I’ve wanted to move out of my small town for years. I’m an artist at heart, and where I want to move to has plenty of opportunities for me in that field. I’m severely depressed every day knowing that I feel stuck somewhere that doesn’t really resonate with me. They’ve known that, and I’ve expressed it to them. Their answer is always the same: that it doesn’t matter where I live, I can do what I want in life wherever I am. Which is fair to say, but not reassuring.

The first time I mentioned seriously moving to them, they were absolutely against going with me. They didn’t want to leave because they’ve never moved that far before (one state over) and it resulted in a huge argument about it, but eventually, we talked it out, they came around and decided to give it a shot (or at least that’s what they said). They wanted to finish school first and I completely understood that.

That was two years ago when we had the conversation. They have not re-enrolled in classes to finish up their degree, and the first year, I understood (they took a heavy job that required traveling a lot) but a part of me now feels like they’re purposefully not doing it because they know it’s going to delay the process, thus keeping us in this small town. I don’t have any friends here; all of my friends are in the city I want to reside in. I know they don’t want to leave their friends and family, but to be honest, they only see their friends once or twice a month, and they never see their family.

I can’t dictate how people feel, but every time I have to sign another lease for a place that I do not want to be, more thoughts in my head start screaming at me that I am just wasting my life’s worth somewhere that I truly don’t feel like I belong.

Both my partner and I have jobs that allow us to move wherever we want in the states, excluding a few of them.
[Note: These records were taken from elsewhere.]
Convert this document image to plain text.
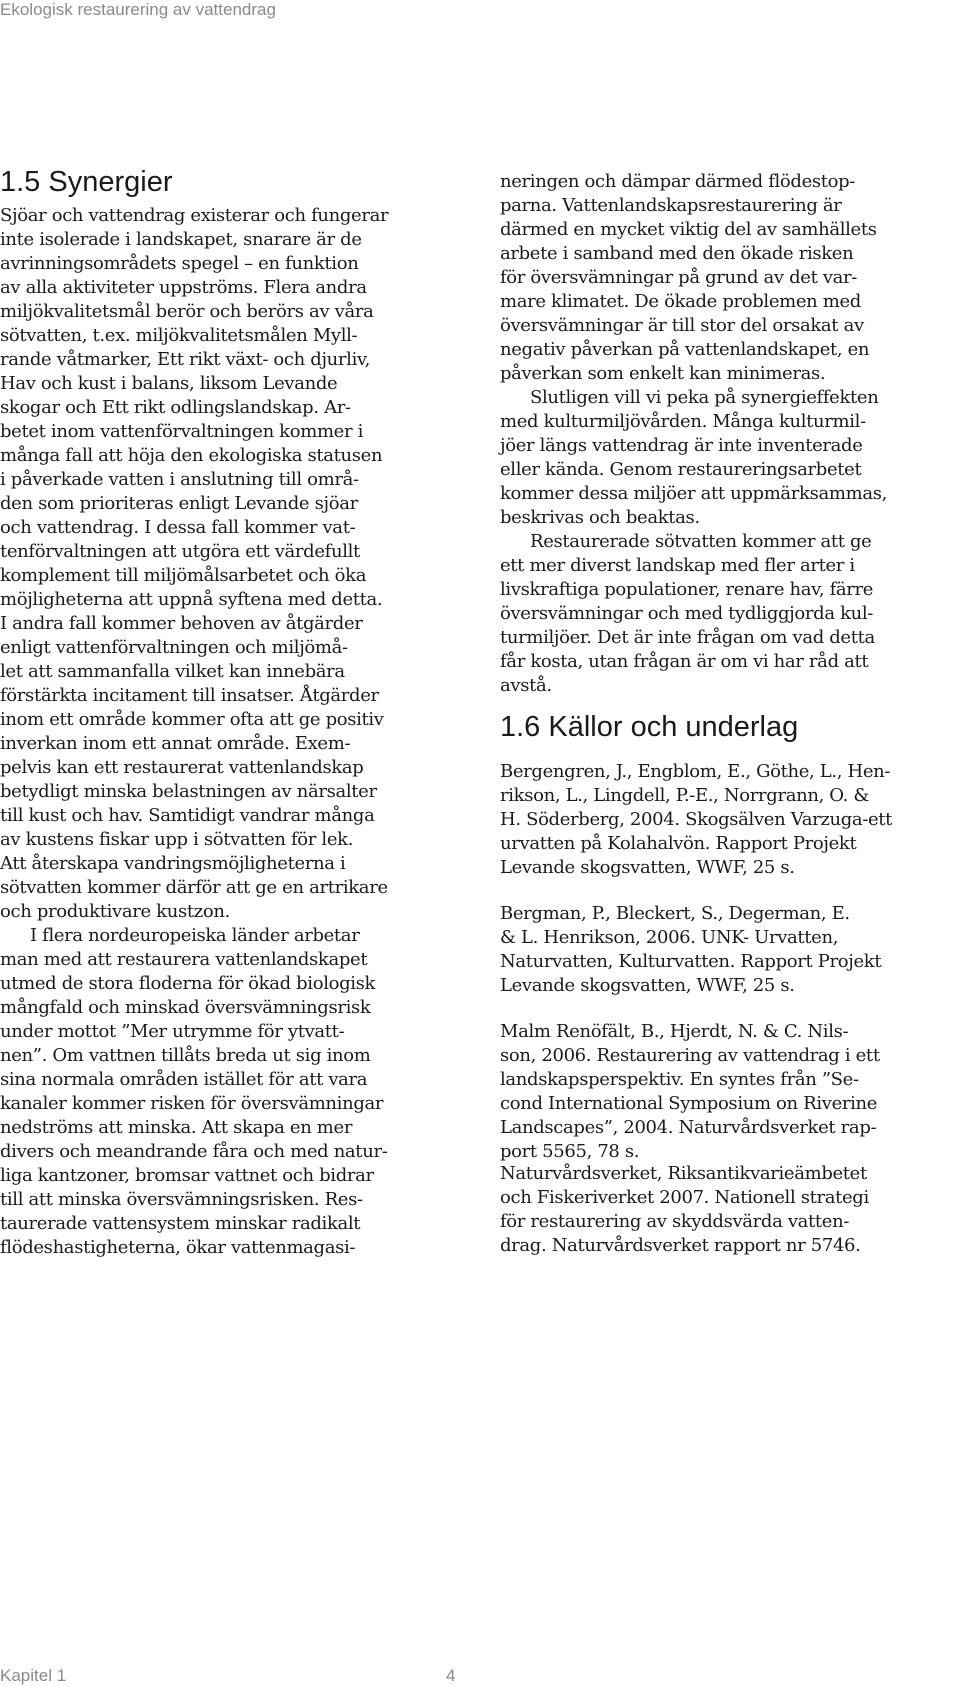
Ekologisk restaurering av vattendrag
1.5 Synergier
Sjöar och vattendrag existerar och fungerar
inte isolerade i landskapet, snarare är de
avrinningsområdets spegel – en funktion
av alla aktiviteter uppströms. Flera andra
miljökvalitetsmål berör och berörs av våra
sötvatten, t.ex. miljökvalitetsmålen Myll-
rande våtmarker, Ett rikt växt- och djurliv,
Hav och kust i balans, liksom Levande
skogar och Ett rikt odlingslandskap. Ar-
betet inom vattenförvaltningen kommer i
många fall att höja den ekologiska statusen
i påverkade vatten i anslutning till områ-
den som prioriteras enligt Levande sjöar
och vattendrag. I dessa fall kommer vat-
tenförvaltningen att utgöra ett värdefullt
komplement till miljömålsarbetet och öka
möjligheterna att uppnå syftena med detta.
I andra fall kommer behoven av åtgärder
enligt vattenförvaltningen och miljömå-
let att sammanfalla vilket kan innebära
förstärkta incitament till insatser. Åtgärder
inom ett område kommer ofta att ge positiv
inverkan inom ett annat område. Exem-
pelvis kan ett restaurerat vattenlandskap
betydligt minska belastningen av närsalter
till kust och hav. Samtidigt vandrar många
av kustens fiskar upp i sötvatten för lek.
Att återskapa vandringsmöjligheterna i
sötvatten kommer därför att ge en artrikare
och produktivare kustzon.
I flera nordeuropeiska länder arbetar
man med att restaurera vattenlandskapet
utmed de stora floderna för ökad biologisk
mångfald och minskad översvämningsrisk
under mottot ”Mer utrymme för ytvatt-
nen”. Om vattnen tillåts breda ut sig inom
sina normala områden istället för att vara
kanaler kommer risken för översvämningar
nedströms att minska. Att skapa en mer
divers och meandrande fåra och med natur-
liga kantzoner, bromsar vattnet och bidrar
till att minska översvämningsrisken. Res-
taurerade vattensystem minskar radikalt
flödeshastigheterna, ökar vattenmagasi-
neringen och dämpar därmed flödestop-
parna. Vattenlandskapsrestaurering är
därmed en mycket viktig del av samhällets
arbete i samband med den ökade risken
för översvämningar på grund av det var-
mare klimatet. De ökade problemen med
översvämningar är till stor del orsakat av
negativ påverkan på vattenlandskapet, en
påverkan som enkelt kan minimeras.
Slutligen vill vi peka på synergieffekten
med kulturmiljövården. Många kulturmil-
jöer längs vattendrag är inte inventerade
eller kända. Genom restaureringsarbetet
kommer dessa miljöer att uppmärksammas,
beskrivas och beaktas.
Restaurerade sötvatten kommer att ge
ett mer diverst landskap med fler arter i
livskraftiga populationer, renare hav, färre
översvämningar och med tydliggjorda kul-
turmiljöer. Det är inte frågan om vad detta
får kosta, utan frågan är om vi har råd att
avstå.
1.6 Källor och underlag
Bergengren, J., Engblom, E., Göthe, L., Hen-
rikson, L., Lingdell, P.-E., Norrgrann, O. &
H. Söderberg, 2004. Skogsälven Varzuga-ett
urvatten på Kolahalvön. Rapport Projekt
Levande skogsvatten, WWF, 25 s.
Bergman, P., Bleckert, S., Degerman, E.
& L. Henrikson, 2006. UNK- Urvatten,
Naturvatten, Kulturvatten. Rapport Projekt
Levande skogsvatten, WWF, 25 s.
Malm Renöfält, B., Hjerdt, N. & C. Nils-
son, 2006. Restaurering av vattendrag i ett
landskapsperspektiv. En syntes från ”Se-
cond International Symposium on Riverine
Landscapes”, 2004. Naturvårdsverket rap-
port 5565, 78 s.
Naturvårdsverket, Riksantikvarieämbetet
och Fiskeriverket 2007. Nationell strategi
för restaurering av skyddsvärda vatten-
drag. Naturvårdsverket rapport nr 5746.
Kapitel 1	4
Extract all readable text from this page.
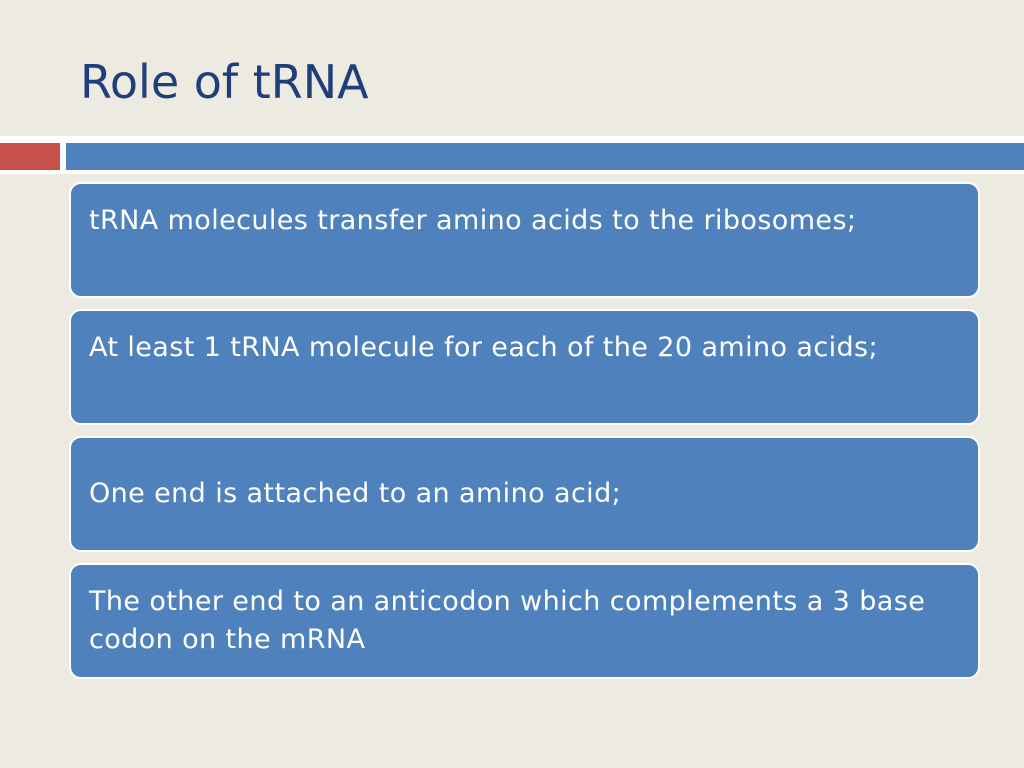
Role of tRNA
tRNA molecules transfer amino acids to the ribosomes;
At least 1 tRNA molecule for each of the 20 amino acids;
One end is attached to an amino acid;
The other end to an anticodon which complements a 3 base codon on the mRNA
So, finding work isn’t the issue at all.

And in more recent developments, my older sister just moved to the city that I want to move to, for the same reasons. It’s taking such a toll on me because we’re so close, and it just makes me want to move out there sooner.

I love my partner, and that’s what makes this difficult. They have moments where they’re excited about it then moments where it’s the absolute last thing they want to talk about. I want them to be happy, but I just feel like even if we do both move out there together, they’ll just hate it and leave. But if the last day of our lease comes, and they change their mind on giving it a shot, then I’m stuck. Leaving regardless can be an option, but as cheesy as it sounds, I feel like if I leave without them, then I shatter their entire world. I don’t know what to do. If you were ever in a similar situation, please tell me below. If you have any other questions, I’ll be happy to answer them (I wrote this kinda fast). All advice is welcome.

TL;DR: My partner is indecisive of whether they want to move a state over with me to pursue my career and I feel like it is taking a toll on me and them.

1 comment
  1. >more thoughts in my head start screaming at me that I am just wasting my life’s worth somewhere that I truly don’t feel like I belong.

    This, above, is the truth. You know you want to move.

    > I feel like if I leave without them, then I shatter their entire world.

    This, above, *might* be true, it might not be.

    Go with what *you know is true*. Go with what is best *for you*.